CSU Northrige -- October 17, 2003

Innovative Program Bridges Digital Divide for Deaf Seniors from CSU Northrige

An inventive pilot program—the brainchild of a Cal State Northridge administrator and a Rotary International executive—was launched this month to help deaf and hard of hearing senior citizens cross the digital divide to the Internet.

The Deaf Senior’s Computer Literacy Project is the cooperative effort of Northridge’s National Center on Deafness (NCOD) and Rotary International, District 5260. It pairs 12 seniors with six computer-savvy Northridge deaf and hard of hearing students, who provide each senior with three sessions of personalized computer training.

Using computers donated by Rotary International, seniors receive up to three hours of training per session, depending on the level of need. They learn a range of skills, including computer functions, how to use e-mail, how to access the Internet and how to use instant messaging—a means of personal communication for deaf Internet users that now rivals the use of text telephone (TTY) machines.

The program began in early October and will continue through Nov. 16.

“This collaboration aims to relieve the concerns of seniors who feel isolated from technology and the digital world and who commonly are daunted by the task of learning how to use the computer,” said Merri Pearson, NCOD director. “Their new Internet skills will introduce them to a whole world of health resources, community programs and neighborhood services.”

Rotary International Past District Governor John Alexander said the three-year drive to make the program a reality had to overcome a string of obstacles. “It was worth the effort,” he said. The student trainers receive $600 stipends provided by local Rotary Clubs, including the North Hollywood, Studio City, Sherman Oaks, Granada Hills, Tarzana/Encino and San Fernando Valley Northwest chapters.
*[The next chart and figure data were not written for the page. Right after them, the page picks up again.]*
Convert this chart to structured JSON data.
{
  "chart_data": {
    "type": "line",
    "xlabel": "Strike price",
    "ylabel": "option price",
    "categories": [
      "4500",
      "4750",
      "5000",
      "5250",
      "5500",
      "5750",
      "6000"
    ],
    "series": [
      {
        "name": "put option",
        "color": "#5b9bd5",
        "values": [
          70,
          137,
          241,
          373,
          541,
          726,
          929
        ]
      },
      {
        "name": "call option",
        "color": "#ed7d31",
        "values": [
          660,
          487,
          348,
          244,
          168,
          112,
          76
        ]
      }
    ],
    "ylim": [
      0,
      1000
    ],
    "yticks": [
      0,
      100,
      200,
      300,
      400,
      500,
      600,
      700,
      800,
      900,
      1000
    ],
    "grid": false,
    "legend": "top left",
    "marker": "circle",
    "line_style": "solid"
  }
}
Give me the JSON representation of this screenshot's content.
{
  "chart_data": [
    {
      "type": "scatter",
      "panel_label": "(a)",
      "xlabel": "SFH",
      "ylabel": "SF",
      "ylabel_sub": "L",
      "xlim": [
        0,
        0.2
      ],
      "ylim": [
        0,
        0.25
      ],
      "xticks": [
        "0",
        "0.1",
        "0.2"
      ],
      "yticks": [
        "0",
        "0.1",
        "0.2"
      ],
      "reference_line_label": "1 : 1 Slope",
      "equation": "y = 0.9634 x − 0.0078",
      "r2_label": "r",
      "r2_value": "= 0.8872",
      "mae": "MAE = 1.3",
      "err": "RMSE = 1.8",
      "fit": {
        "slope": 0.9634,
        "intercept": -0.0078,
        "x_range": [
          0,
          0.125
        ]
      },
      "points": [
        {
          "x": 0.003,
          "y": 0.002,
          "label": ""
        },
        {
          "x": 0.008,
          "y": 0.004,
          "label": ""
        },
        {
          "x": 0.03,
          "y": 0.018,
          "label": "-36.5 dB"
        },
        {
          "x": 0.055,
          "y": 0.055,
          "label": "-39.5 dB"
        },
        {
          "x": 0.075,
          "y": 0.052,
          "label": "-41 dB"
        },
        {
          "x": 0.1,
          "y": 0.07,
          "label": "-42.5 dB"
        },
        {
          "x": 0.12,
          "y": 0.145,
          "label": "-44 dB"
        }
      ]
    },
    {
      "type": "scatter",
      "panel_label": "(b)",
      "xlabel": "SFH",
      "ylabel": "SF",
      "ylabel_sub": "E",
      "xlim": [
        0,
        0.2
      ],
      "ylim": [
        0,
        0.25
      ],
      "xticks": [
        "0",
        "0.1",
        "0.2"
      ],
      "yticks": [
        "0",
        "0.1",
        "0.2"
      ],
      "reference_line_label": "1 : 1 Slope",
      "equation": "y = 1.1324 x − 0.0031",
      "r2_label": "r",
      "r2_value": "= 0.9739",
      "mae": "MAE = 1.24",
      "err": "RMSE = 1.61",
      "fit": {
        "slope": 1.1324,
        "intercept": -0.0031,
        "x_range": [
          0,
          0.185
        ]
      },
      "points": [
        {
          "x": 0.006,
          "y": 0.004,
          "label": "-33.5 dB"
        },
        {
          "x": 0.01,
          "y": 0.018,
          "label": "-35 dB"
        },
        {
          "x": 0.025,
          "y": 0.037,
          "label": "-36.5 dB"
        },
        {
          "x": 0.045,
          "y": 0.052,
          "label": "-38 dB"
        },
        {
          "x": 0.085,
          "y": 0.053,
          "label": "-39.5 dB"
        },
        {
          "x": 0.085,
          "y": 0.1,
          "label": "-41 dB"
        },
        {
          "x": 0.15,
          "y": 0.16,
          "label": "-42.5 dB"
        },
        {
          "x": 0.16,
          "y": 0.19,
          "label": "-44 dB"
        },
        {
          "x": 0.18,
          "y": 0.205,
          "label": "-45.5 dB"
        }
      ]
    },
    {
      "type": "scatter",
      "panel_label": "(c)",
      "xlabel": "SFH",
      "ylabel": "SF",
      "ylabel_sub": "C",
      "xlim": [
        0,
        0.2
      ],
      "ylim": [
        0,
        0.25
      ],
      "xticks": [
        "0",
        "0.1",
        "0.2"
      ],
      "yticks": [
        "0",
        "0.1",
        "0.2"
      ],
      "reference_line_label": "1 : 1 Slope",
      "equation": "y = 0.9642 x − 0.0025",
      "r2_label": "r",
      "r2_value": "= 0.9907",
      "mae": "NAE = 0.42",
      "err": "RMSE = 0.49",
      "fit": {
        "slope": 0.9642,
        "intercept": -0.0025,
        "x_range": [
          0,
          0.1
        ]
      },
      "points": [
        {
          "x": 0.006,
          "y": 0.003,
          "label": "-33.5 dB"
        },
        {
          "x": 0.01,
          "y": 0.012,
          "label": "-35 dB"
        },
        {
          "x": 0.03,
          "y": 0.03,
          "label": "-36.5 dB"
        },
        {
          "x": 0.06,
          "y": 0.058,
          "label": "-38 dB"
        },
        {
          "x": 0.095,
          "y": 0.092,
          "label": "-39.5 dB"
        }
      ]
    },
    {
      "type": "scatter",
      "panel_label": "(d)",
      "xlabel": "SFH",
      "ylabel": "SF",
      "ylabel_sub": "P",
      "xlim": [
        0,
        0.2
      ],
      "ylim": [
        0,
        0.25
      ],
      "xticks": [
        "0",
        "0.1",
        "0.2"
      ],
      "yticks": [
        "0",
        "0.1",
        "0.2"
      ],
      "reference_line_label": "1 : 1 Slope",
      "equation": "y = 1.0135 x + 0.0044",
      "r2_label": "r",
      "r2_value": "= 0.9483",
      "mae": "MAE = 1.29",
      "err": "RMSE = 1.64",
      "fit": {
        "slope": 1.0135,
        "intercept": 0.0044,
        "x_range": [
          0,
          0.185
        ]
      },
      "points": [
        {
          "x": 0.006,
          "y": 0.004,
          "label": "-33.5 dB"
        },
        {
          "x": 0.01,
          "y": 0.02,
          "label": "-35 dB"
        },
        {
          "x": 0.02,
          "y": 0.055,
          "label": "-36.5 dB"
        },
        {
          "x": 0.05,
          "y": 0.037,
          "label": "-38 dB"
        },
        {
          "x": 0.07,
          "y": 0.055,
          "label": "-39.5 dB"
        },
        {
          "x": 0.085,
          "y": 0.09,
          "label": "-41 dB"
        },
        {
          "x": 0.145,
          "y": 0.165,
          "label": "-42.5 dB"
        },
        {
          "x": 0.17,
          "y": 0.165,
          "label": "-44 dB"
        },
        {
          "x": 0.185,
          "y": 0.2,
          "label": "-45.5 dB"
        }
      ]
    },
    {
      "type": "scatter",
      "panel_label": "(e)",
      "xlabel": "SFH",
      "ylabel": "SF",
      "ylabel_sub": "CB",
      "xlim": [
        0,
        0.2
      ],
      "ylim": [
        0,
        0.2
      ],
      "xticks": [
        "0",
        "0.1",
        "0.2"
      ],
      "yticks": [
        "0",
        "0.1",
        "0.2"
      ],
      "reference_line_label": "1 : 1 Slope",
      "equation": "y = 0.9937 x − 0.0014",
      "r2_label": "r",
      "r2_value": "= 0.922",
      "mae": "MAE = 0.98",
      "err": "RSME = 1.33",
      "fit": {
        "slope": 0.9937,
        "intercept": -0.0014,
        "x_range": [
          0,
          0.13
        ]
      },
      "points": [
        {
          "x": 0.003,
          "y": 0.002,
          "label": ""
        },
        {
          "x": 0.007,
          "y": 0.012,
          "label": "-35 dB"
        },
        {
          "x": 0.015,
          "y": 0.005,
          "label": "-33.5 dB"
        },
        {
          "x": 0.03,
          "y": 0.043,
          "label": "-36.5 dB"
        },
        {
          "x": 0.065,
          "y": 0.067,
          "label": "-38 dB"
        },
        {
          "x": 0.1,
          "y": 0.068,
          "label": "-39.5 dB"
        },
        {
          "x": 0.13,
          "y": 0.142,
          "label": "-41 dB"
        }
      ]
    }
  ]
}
Rotary International, through its Community Assistance Program, matches all stipends.

Local Rotary groups also are contributing an entire year of Internet service and provider service lines for seniors in the program.

The NCOD, which has oversight responsibility for the project, identified and trained the students: junior Mick Freeland, senior Chris Le, junior Matt Guarino, sophomore Mike Catran, and graduate students Michelle Massey and Erika Leger.

The NCOD’s technical team is handling delivery of computers to seniors’ homes, and installation of computers, software and modems. Alexander and Pearson formulated the idea for the project after striking up a conversation at a grocery warehouse. Their conversation soon turned to how the NCOD and Rotary International could join forces. Within a few weeks the two had a plan for the computer literacy project.
According to Pearson, Rotary International may seek to replicate the program throughout the world. A report on the pilot’s outcomes will be submitted to the district level Rotary and Rotary International at the project’s end.

Most seniors in the program were contacted through the regions two primary senior citizens assisted living homes for the deaf: Pilgrim Towers in Los Angeles and the Greater Los Angeles Council on Deafness facility in Eagle Rock.

The cross-generational interaction has benefits for both students and seniors, Pearson noted. “Seniors receive one-on-one training in their native languages and at their individual pace, and students get the satisfaction of mentoring, teaching and learning from their elders.”

For more information about the project, contact Pearson at (818) 677-2611 or erri.c.pearson@csun.edu.

The National Center on Deafness has placed California State University, Northridge at the forefront internationally in the provision of services to people who are deaf and have other disabilities. Specifically, NCOD has been honored for service to the campus and community, as well as for its specialized projects and materials used across the nation.